Das Finanzministerium hat seine Schätzung für das Haushaltsdefizit 2024 von 1,595 Billionen Rubel auf 2,12 Billionen Rubel erhöht, was 1,1 Prozent des BIP entspricht. Angesichts einer Inflation, die mehr als doppelt so hoch ist wie das angestrebte Ziel von 4 Prozent, könnte die russische Zentralbank noch in diesem Monat den Leitzins von derzeit 16 Prozent um bis zu 200 Basispunkte erhöhen.

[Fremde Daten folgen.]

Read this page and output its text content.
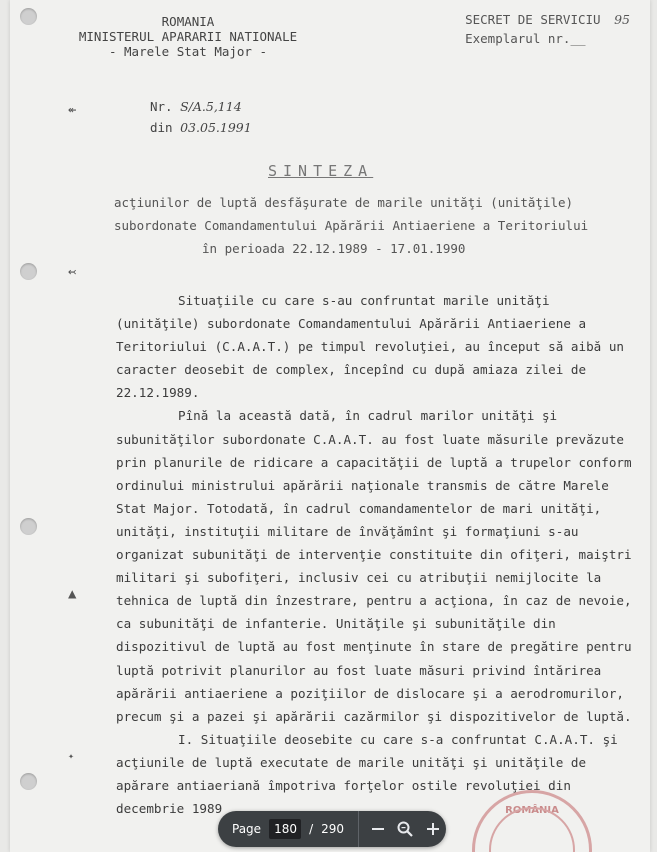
↞
↢
▲
✦
ROMANIA
MINISTERUL APARARII NATIONALE
- Marele Stat Major -
SECRET DE SERVICIU 95
Exemplarul nr.__
Nr. S/A.5,114
din 03.05.1991
SINTEZA
acţiunilor de luptă desfăşurate de marile unităţi (unităţile)
subordonate Comandamentului Apărării Antiaeriene a Teritoriului
în perioada 22.12.1989 - 17.01.1990

Situaţiile cu care s-au confruntat marile unităţi (unităţile) subordonate Comandamentului Apărării Antiaeriene a Teritoriului (C.A.A.T.) pe timpul revoluţiei, au început să aibă un caracter deosebit de complex, începînd cu după amiaza zilei de 22.12.1989.

Pînă la această dată, în cadrul marilor unităţi şi subunităţilor subordonate C.A.A.T. au fost luate măsurile prevăzute prin planurile de ridicare a capacităţii de luptă a trupelor conform ordinului ministrului apărării naţionale transmis de către Marele Stat Major. Totodată, în cadrul comandamentelor de mari unităţi, unităţi, instituţii militare de învăţămînt şi formaţiuni s-au organizat subunităţi de intervenţie constituite din ofiţeri, maiştri militari şi subofiţeri, inclusiv cei cu atribuţii nemijlocite la tehnica de luptă din înzestrare, pentru a acţiona, în caz de nevoie, ca subunităţi de infanterie. Unităţile şi subunităţile din dispozitivul de luptă au fost menţinute în stare de pregătire pentru luptă potrivit planurilor au fost luate măsuri privind întărirea apărării antiaeriene a poziţiilor de dislocare şi a aerodromurilor, precum şi a pazei şi apărării cazărmilor şi dispozitivelor de luptă.

I. Situaţiile deosebite cu care s-a confruntat C.A.A.T. şi acţiunile de luptă executate de marile unităţi şi unităţile de apărare antiaeriană împotriva forţelor ostile revoluţiei din decembrie 1989	ROMÂNIA
Page	180	/ 290
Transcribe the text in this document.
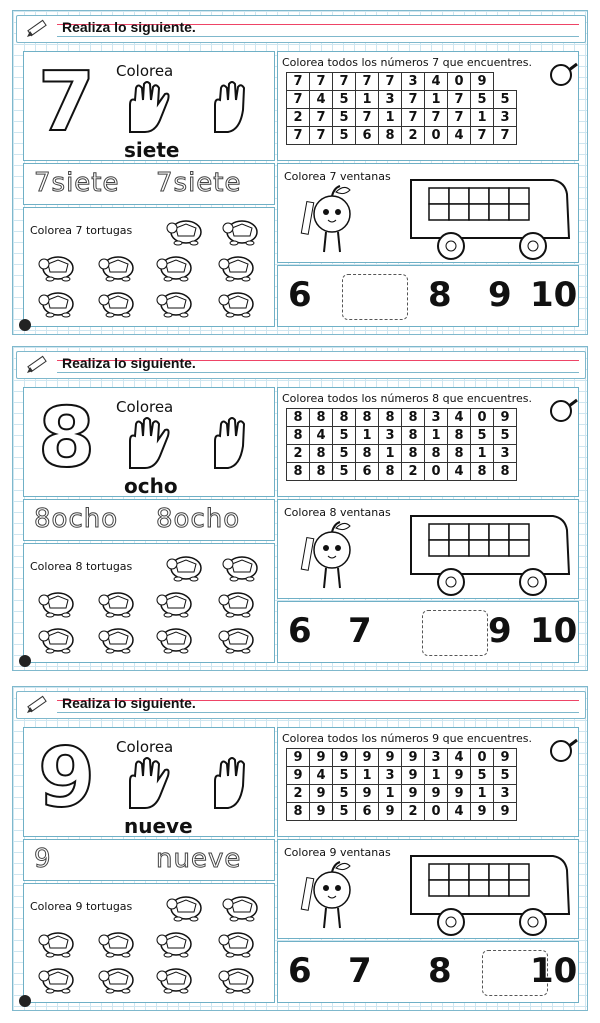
Realiza lo siguiente.
7 Colorea
siete
7siete 7siete
Colorea 7 tortugas
Colorea todos los números 7 que encuentres.
7	7	7	7	7	3	4	0	9	
7	4	5	1	3	7	1	7	5	5
2	7	5	7	1	7	7	7	1	3
7	7	5	6	8	2	0	4	7	7
Colorea 7 ventanas
6	8 9 10
Realiza lo siguiente.
8 Colorea
ocho
8ocho 8ocho
Colorea 8 tortugas
Colorea todos los números 8 que encuentres.
8	8	8	8	8	8	3	4	0	9
8	4	5	1	3	8	1	8	5	5
2	8	5	8	1	8	8	8	1	3
8	8	5	6	8	2	0	4	8	8
Colorea 8 ventanas
6 7	9 10
Realiza lo siguiente.
9 Colorea
nueve
9	nueve
Colorea 9 tortugas
Colorea todos los números 9 que encuentres.
9	9	9	9	9	9	3	4	0	9
9	4	5	1	3	9	1	9	5	5
2	9	5	9	1	9	9	9	1	3
8	9	5	6	9	2	0	4	9	9
Colorea 9 ventanas
6 7 8 10
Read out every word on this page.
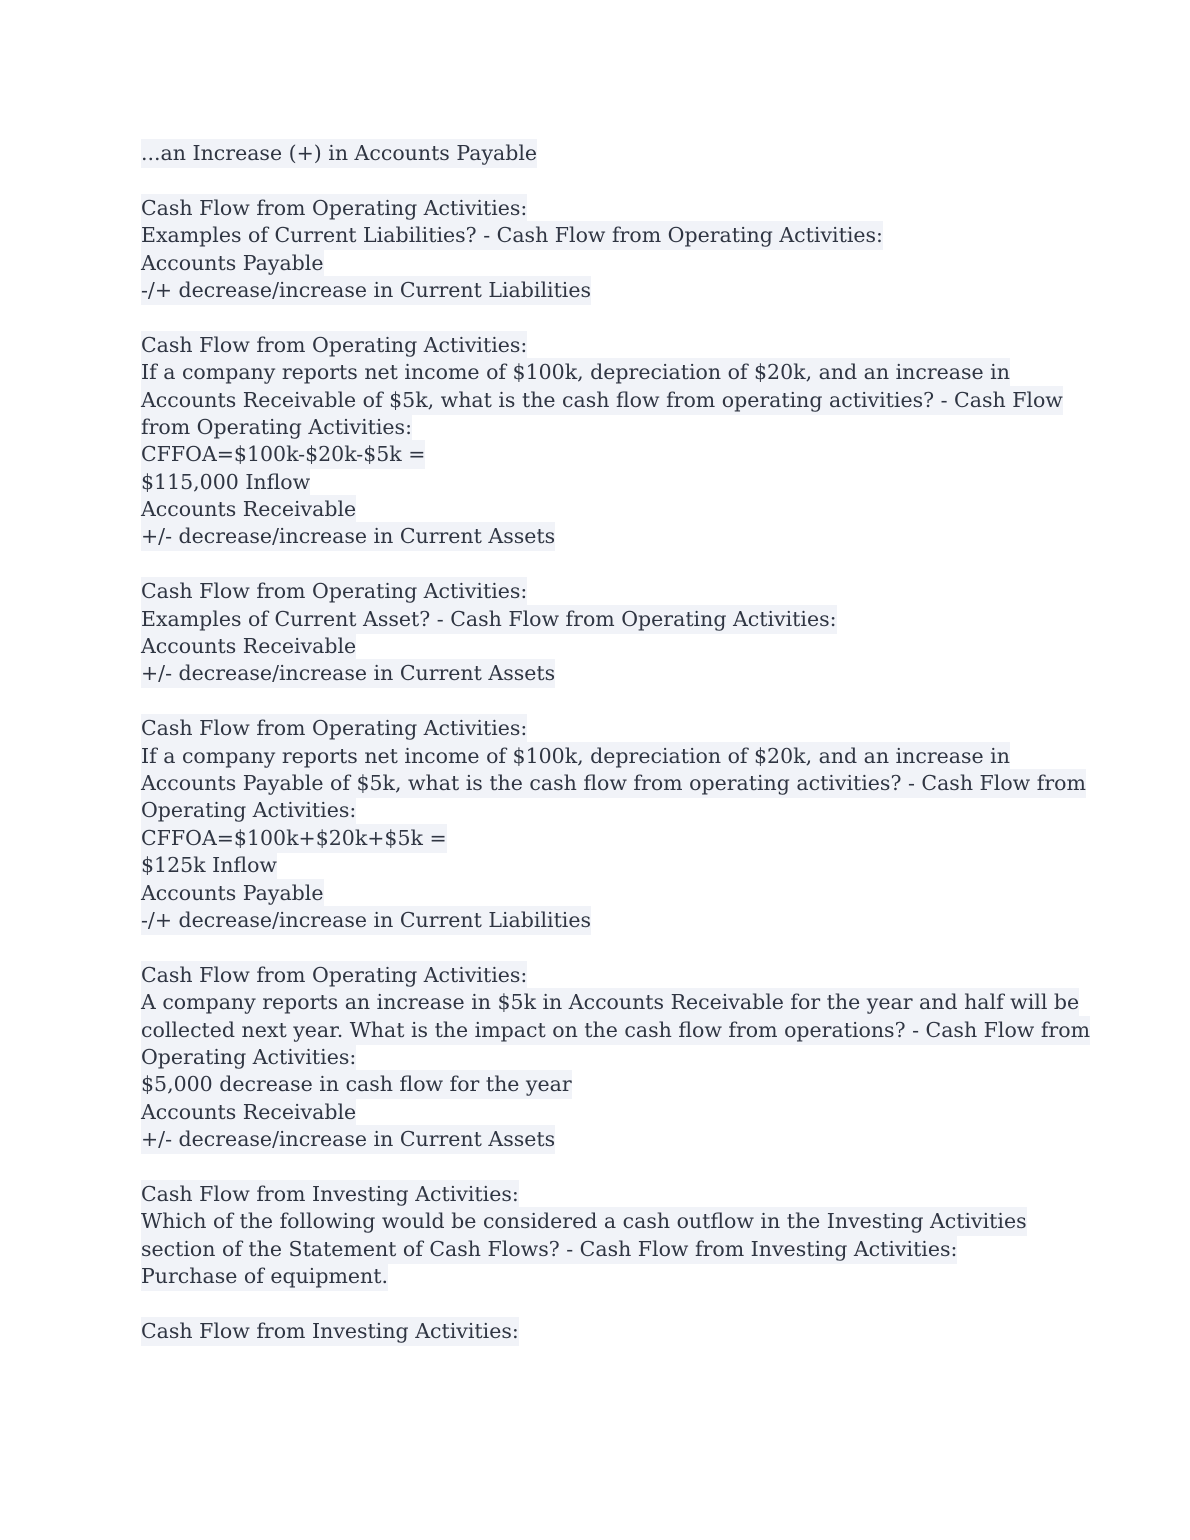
...an Increase (+) in Accounts Payable
Cash Flow from Operating Activities:
Examples of Current Liabilities? - Cash Flow from Operating Activities:
Accounts Payable
-/+ decrease/increase in Current Liabilities
Cash Flow from Operating Activities:
If a company reports net income of $100k, depreciation of $20k, and an increase in
Accounts Receivable of $5k, what is the cash flow from operating activities? - Cash Flow
from Operating Activities:
CFFOA=$100k-$20k-$5k =
$115,000 Inflow
Accounts Receivable
+/- decrease/increase in Current Assets
Cash Flow from Operating Activities:
Examples of Current Asset? - Cash Flow from Operating Activities:
Accounts Receivable
+/- decrease/increase in Current Assets
Cash Flow from Operating Activities:
If a company reports net income of $100k, depreciation of $20k, and an increase in
Accounts Payable of $5k, what is the cash flow from operating activities? - Cash Flow from
Operating Activities:
CFFOA=$100k+$20k+$5k =
$125k Inflow
Accounts Payable
-/+ decrease/increase in Current Liabilities
Cash Flow from Operating Activities:
A company reports an increase in $5k in Accounts Receivable for the year and half will be
collected next year. What is the impact on the cash flow from operations? - Cash Flow from
Operating Activities:
$5,000 decrease in cash flow for the year
Accounts Receivable
+/- decrease/increase in Current Assets
Cash Flow from Investing Activities:
Which of the following would be considered a cash outflow in the Investing Activities
section of the Statement of Cash Flows? - Cash Flow from Investing Activities:
Purchase of equipment.
Cash Flow from Investing Activities:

Ein weiteres Problem, dem russische Unternehmer gegenüberstehen, ist die Frage, wo sie ihre Dividenden investieren sollen, nachdem die Sanktionen viele dazu gezwungen haben, sich auf den heimischen Markt zu konzentrieren. Im Mai wurden an der Moskauer Börse 116,3 Milliarden Rubel von Privatanlegern investiert, ein bisheriger Rekordwert im Jahr 2024. Die Investitionen in die russische Industrie haben im ersten Quartal im Vergleich zum Vorjahr um 14,5 Prozent auf einen Rekordwert von fast 6 Billionen Rubel zugenommen, wie Daten der Zentralbank zeigen. Trotzdem sind die inländischen Möglichkeiten begrenzt.

«Es gibt derzeit einfach zu viel Unsicherheit für Tycoons, um grössere Investitionen zu tätigen», insbesondere wenn sie von russischen Banken hohe Zinssätze für Rubel-Einlagen erhalten können, so Weafer. «Für die meisten ist es klüger, abzuwarten.»